Retail sales rose 3.6% in May from a year earlier, government data showed on Wednesday, slightly higher than the median market forecast for a 3.3% gain.

It followed an upwardly revised 3.1% increase in April and marked the third month of advancement since March, when the government lifted all coronavirus restrictions on face-to-face services nationwide.

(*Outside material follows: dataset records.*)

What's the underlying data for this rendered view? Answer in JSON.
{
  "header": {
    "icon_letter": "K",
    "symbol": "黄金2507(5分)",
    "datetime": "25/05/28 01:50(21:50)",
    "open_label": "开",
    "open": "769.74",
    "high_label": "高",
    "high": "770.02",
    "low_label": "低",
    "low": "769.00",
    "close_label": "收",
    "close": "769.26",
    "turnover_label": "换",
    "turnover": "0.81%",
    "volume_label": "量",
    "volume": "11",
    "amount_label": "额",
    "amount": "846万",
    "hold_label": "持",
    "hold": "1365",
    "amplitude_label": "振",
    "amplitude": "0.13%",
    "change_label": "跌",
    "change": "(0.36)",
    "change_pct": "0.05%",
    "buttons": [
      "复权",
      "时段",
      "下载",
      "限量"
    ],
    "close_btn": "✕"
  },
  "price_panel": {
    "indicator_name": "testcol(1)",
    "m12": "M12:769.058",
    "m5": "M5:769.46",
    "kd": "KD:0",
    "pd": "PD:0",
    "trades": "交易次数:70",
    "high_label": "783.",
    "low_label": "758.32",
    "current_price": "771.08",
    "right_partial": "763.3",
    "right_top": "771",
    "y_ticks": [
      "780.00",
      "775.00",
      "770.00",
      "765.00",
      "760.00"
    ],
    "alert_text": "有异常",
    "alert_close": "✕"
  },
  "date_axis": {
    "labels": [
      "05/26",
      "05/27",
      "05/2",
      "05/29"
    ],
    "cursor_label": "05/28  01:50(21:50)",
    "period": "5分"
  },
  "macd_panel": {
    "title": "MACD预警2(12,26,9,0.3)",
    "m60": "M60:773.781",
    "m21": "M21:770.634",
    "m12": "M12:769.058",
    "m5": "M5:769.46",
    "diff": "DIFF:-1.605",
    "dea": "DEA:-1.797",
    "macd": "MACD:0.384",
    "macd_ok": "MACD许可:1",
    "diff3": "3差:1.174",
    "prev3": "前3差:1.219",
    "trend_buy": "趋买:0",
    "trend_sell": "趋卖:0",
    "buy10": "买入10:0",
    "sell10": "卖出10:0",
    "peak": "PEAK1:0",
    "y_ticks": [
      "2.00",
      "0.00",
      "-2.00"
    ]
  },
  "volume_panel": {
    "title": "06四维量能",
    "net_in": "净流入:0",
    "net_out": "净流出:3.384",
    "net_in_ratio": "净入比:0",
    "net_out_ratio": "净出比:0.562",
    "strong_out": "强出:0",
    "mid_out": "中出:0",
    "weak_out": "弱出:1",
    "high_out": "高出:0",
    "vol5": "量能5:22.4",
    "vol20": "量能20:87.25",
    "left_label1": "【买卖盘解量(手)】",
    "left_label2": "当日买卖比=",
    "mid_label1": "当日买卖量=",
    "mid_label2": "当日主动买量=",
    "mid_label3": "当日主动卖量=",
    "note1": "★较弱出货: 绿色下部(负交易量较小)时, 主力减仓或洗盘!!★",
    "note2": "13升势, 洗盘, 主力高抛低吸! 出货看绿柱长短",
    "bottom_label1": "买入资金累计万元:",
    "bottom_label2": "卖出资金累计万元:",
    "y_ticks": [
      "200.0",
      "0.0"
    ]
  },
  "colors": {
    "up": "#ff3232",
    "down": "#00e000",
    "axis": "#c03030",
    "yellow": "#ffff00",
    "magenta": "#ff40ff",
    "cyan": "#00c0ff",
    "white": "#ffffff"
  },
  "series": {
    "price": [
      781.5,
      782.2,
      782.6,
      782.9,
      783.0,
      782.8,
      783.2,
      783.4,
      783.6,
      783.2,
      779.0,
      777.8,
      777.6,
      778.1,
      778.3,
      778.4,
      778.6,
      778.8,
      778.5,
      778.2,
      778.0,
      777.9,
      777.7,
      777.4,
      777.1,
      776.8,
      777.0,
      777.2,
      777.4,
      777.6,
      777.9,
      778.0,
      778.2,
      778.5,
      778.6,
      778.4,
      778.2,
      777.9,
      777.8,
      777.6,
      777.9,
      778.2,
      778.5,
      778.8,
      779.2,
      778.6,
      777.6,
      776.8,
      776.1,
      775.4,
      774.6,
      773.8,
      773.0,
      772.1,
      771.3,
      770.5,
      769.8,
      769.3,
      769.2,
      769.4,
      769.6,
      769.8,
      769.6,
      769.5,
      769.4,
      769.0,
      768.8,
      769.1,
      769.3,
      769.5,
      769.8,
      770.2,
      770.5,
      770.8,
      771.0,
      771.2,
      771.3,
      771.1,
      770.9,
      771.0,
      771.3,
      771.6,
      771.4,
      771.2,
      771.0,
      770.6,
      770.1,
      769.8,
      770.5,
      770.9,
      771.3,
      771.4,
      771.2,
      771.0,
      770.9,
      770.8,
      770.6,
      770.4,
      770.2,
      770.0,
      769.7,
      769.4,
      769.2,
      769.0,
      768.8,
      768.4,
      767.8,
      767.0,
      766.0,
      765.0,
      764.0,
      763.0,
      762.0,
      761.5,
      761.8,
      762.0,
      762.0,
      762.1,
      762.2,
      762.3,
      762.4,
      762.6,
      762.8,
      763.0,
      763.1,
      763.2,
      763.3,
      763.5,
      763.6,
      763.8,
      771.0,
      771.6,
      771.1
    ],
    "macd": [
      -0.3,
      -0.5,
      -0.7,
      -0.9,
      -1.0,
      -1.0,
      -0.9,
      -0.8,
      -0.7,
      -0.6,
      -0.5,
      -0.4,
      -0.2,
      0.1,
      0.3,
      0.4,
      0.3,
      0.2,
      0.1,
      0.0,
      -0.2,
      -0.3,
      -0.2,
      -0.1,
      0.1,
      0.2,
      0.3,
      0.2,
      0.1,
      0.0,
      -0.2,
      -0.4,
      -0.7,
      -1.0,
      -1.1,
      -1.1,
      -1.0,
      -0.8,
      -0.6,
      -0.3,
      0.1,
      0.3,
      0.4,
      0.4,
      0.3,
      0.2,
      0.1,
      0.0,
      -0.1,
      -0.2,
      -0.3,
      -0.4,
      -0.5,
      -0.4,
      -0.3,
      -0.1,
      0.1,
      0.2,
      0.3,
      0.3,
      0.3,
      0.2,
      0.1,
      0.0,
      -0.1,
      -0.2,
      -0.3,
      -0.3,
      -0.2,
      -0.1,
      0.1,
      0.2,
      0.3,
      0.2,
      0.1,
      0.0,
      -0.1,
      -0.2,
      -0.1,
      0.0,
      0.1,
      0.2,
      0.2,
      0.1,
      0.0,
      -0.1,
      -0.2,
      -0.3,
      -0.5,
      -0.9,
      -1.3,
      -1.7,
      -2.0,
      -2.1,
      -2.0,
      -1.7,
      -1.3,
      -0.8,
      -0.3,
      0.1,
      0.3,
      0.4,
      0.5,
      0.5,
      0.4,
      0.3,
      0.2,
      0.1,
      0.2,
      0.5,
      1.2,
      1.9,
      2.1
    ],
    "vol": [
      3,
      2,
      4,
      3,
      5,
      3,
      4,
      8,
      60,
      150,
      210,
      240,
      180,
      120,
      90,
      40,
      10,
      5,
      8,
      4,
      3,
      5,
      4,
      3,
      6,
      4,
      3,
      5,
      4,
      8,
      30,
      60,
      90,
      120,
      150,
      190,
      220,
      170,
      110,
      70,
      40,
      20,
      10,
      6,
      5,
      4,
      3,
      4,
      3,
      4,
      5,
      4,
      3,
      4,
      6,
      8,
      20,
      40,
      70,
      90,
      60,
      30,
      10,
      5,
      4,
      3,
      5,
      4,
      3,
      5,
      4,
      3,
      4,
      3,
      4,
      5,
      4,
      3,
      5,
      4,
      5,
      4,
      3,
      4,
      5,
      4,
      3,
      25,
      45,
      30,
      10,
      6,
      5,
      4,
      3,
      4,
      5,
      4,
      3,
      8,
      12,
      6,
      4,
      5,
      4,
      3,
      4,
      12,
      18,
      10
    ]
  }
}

On a seasonally-adjusted month-on-month basis, retail sales advanced 0.6% in May, after a 1.0% growth in April.

Japanese consumers dined-out and took domestic trips during the “Golden Week” holiday season towards early May, enjoying the break without COVID-19 curbs for the first time since 2019.

The rebound in service consumption and the broader household spending likely boosted the world’s third-largest economy, with analysts in the latest Reuters poll expecting an annualised 4.1% growth in Japan’s gross domestic product this quarter after a 0.5% contraction in January-March.

However, the rising cost of living due to higher commodity prices and the yen’s decline to 24-year-lows have stoked fears Japan’s consumption-led recovery could be undermined throughout the rest of this year.

Consumer inflation has taken centre stage heading into next month’s national upper house election, hitting Prime Minister Fumio Kishida’s approval ratings although his ruling party is still widely expected to claim victory.